Além disso, fumar pode aumentar a frequência das crises, piorar a resposta ao tratamento e dificultar o controle da doença a longo prazo.

Se você fuma e tem Crohn, parar de fumar pode ser uma das mudanças de hábito com maior impacto positivo no controle da doença.

No entanto, se não conseguir parar sozinho, busque ajuda médica. Existem estratégias e tratamentos que podem apoiar esse processo com mais segurança.

Acompanhamento contínuo não é opcional

Em resumo, a Doença de Crohn não tem cura, mas pode ser controlada com tratamento adequado, acompanhamento regular e conhecimento dos gatilhos individuais.

Além disso, pacientes que mantêm consultas periódicas, seguem a medicação corretamente e entendem seus sinais de alerta costumam viver com muito mais qualidade de vida e menos crises.

Por isso, se você tem Doença de Crohn ou suspeita de DII, uma avaliação especializada faz toda a diferença.

O Dr. Everson Malluta é gastroenterologista, endoscopista e membro titular do GEDIIB, Grupo de Estudos em Doença Inflamatória Intestinal do Brasil, com mais de 22 anos de experiência e Doutorado pela USP.

Além disso, você pode conhecer mais sobre o acompanhamento em doença inflamatória intestinal e entender como o tratamento correto ajuda a evitar novas crises.

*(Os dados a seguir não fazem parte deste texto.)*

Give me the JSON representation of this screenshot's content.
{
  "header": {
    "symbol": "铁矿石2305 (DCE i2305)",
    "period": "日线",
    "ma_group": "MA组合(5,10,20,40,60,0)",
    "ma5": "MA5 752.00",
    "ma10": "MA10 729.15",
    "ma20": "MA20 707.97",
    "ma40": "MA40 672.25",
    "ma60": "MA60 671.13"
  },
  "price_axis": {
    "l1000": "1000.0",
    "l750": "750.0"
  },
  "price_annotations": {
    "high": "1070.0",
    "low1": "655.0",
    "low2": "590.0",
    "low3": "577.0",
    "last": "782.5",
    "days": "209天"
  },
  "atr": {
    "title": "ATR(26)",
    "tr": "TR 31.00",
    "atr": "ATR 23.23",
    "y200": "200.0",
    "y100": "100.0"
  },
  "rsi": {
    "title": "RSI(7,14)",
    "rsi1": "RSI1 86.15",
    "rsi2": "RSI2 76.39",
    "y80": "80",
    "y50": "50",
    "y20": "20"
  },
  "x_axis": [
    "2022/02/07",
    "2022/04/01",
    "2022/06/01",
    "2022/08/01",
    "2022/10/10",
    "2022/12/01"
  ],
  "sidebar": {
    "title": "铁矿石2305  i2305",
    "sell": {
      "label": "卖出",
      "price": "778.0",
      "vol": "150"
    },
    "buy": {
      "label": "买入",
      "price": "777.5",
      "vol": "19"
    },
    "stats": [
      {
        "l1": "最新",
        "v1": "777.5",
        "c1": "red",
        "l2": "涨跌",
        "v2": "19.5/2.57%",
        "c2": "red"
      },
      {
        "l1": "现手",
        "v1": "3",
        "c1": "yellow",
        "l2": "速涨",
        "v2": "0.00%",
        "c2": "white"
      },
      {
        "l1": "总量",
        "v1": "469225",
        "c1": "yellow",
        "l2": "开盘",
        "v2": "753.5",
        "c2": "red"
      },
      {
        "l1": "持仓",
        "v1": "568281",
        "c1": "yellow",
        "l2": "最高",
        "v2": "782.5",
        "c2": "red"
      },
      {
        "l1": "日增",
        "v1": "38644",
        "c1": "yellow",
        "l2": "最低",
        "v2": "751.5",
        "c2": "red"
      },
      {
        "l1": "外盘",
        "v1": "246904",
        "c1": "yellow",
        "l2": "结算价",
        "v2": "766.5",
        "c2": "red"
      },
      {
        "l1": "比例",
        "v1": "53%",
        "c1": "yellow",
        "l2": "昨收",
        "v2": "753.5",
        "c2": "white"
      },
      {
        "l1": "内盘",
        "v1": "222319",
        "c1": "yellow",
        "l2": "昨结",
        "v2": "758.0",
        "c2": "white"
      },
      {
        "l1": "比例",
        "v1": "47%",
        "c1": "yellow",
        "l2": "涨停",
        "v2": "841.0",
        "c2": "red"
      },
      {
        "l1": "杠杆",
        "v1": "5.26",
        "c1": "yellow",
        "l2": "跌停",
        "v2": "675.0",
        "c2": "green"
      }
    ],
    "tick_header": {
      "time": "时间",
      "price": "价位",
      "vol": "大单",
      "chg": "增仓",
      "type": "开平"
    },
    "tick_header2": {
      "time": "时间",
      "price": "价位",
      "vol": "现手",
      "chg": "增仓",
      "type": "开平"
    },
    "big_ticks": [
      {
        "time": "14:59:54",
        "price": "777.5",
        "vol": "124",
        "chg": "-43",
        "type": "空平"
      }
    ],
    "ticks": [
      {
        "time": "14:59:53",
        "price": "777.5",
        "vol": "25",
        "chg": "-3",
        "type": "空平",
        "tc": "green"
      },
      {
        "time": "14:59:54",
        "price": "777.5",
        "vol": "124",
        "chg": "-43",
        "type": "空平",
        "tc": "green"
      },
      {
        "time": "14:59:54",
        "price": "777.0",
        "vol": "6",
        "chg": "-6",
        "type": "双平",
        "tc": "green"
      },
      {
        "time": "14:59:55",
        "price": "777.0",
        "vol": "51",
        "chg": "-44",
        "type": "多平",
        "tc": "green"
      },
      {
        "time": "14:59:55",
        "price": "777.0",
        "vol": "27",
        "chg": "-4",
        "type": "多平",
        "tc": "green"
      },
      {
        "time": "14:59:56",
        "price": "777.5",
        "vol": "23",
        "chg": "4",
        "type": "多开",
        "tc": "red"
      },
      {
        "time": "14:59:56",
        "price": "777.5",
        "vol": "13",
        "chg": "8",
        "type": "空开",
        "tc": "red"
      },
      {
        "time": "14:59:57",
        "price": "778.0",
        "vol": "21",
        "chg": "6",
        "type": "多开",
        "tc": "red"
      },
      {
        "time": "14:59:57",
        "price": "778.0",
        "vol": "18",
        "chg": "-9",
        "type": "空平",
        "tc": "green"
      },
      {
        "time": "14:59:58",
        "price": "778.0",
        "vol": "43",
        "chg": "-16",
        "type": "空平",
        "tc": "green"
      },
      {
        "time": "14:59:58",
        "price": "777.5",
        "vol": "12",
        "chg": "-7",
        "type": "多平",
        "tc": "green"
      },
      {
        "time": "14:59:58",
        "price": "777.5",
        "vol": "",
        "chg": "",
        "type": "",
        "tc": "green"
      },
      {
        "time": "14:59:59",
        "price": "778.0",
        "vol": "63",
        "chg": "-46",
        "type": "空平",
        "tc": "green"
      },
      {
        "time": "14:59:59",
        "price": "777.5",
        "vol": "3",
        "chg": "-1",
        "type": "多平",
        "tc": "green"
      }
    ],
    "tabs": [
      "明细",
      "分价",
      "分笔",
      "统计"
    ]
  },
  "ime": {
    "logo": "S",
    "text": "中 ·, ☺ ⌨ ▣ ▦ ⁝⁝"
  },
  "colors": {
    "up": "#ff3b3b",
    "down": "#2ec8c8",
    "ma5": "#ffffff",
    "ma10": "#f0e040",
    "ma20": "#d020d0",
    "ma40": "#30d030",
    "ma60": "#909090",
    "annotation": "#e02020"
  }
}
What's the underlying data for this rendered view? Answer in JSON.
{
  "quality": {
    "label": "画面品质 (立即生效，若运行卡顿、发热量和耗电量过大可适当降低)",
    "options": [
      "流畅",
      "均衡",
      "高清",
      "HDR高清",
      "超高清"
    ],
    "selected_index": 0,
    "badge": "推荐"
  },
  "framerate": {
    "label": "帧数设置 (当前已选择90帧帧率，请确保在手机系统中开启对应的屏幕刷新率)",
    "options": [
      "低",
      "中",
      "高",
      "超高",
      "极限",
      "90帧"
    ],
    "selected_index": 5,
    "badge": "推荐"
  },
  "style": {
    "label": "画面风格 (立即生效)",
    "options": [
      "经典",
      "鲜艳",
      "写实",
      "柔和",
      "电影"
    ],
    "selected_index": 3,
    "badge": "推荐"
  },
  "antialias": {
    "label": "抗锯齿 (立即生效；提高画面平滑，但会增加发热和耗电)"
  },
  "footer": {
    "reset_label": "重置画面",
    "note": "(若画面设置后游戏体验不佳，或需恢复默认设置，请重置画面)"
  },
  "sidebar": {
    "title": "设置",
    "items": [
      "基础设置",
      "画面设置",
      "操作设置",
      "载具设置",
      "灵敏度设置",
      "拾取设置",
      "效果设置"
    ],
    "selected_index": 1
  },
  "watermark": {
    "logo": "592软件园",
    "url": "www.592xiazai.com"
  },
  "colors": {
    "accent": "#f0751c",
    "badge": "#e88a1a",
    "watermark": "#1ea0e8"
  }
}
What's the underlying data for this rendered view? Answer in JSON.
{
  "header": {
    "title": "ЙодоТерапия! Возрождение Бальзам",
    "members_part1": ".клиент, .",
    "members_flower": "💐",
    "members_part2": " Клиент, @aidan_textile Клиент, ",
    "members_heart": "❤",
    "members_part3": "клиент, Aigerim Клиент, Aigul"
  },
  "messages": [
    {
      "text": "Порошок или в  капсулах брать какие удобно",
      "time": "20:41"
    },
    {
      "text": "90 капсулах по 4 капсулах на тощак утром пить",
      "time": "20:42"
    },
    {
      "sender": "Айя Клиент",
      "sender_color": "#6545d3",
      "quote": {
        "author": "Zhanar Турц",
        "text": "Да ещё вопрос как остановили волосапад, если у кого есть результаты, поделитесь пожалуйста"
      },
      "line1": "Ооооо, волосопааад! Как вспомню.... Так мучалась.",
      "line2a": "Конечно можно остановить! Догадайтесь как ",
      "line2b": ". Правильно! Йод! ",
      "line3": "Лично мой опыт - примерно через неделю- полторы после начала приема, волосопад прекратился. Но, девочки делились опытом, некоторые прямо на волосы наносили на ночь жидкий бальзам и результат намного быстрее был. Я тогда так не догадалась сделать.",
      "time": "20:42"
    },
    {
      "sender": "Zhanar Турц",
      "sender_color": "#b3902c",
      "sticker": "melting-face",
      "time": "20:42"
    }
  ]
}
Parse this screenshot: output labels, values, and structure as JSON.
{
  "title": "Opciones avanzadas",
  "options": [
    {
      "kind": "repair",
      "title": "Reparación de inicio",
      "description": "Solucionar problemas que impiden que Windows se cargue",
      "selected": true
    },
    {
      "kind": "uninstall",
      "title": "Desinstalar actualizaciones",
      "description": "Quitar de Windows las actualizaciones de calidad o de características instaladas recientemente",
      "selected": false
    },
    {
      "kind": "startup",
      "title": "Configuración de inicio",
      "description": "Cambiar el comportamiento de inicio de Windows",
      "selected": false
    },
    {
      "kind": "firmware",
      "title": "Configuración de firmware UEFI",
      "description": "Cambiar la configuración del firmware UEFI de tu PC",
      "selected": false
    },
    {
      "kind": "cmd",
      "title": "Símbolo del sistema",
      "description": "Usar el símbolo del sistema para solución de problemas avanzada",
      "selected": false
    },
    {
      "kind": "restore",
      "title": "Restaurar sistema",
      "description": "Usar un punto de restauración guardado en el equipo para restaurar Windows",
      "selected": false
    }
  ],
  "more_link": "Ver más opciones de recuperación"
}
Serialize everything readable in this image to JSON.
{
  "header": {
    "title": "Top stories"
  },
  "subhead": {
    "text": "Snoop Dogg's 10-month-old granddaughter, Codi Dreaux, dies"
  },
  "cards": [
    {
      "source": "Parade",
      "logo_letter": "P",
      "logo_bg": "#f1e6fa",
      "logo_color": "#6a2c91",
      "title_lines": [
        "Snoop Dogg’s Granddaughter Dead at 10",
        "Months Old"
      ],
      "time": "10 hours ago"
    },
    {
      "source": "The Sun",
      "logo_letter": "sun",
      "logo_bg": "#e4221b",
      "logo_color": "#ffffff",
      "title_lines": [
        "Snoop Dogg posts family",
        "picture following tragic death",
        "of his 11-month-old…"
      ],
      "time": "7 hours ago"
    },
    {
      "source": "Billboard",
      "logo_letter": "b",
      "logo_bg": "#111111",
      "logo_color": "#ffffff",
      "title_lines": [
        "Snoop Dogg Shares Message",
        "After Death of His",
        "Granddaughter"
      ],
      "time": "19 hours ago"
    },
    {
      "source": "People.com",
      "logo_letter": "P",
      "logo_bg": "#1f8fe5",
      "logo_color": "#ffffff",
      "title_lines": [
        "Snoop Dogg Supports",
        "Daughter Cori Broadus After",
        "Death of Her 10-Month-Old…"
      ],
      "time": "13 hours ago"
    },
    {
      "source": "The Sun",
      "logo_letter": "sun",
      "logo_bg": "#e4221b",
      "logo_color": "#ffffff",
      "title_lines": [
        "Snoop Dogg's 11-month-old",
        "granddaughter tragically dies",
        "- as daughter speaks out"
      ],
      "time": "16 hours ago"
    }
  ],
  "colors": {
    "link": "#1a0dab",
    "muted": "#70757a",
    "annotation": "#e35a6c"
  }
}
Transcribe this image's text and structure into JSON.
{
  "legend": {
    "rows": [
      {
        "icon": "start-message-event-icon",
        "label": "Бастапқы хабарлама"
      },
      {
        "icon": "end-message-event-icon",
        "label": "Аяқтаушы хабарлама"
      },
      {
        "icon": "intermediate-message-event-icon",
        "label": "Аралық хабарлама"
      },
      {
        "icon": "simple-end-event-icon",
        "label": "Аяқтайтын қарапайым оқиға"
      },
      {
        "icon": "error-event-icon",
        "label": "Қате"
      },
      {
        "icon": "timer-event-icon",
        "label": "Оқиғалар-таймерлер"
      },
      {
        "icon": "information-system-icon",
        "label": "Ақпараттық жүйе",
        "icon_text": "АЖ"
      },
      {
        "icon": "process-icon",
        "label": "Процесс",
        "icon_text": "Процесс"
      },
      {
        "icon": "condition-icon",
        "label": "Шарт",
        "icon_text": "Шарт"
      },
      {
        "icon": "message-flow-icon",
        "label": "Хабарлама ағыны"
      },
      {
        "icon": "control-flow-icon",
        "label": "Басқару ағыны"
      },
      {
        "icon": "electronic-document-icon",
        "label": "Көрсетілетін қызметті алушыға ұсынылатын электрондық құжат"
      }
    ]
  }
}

Perguntas frequentes sobre crise de Crohn

A Doença de Crohn tem cura?

Não. Em geral, a Doença de Crohn é uma condição crônica. No entanto, com tratamento adequado, é possível manter longos períodos de remissão e boa qualidade de vida.

Posso tomar ibuprofeno se tiver Doença de Crohn?

O ideal é evitar. De fato, anti-inflamatórios não esteroides, como ibuprofeno e nimesulida, podem agravar a inflamação intestinal.

Por isso, converse com seu médico sobre alternativas analgésicas mais seguras para o seu caso.

O estresse realmente piora o Crohn?

Sim. Além disso, há evidências de que situações de estresse intenso podem desencadear crises em pacientes com Doença de Crohn.

Nesse sentido, o manejo emocional também faz parte do tratamento.

Se estou me sentindo bem, posso parar a medicação?

Não sem orientação médica. Em geral, a remissão acontece justamente porque o tratamento está funcionando.

Por isso, interromper a medicação por conta própria é um dos principais gatilhos de crise de Crohn.

O cigarro interfere no tratamento do Crohn?

Sim. De fato, o tabagismo é um fator de mau prognóstico para a Doença de Crohn, pois aumenta a frequência e a gravidade das crises.

Por fim, parar de fumar é uma das medidas mais importantes para quem deseja controlar melhor a doença.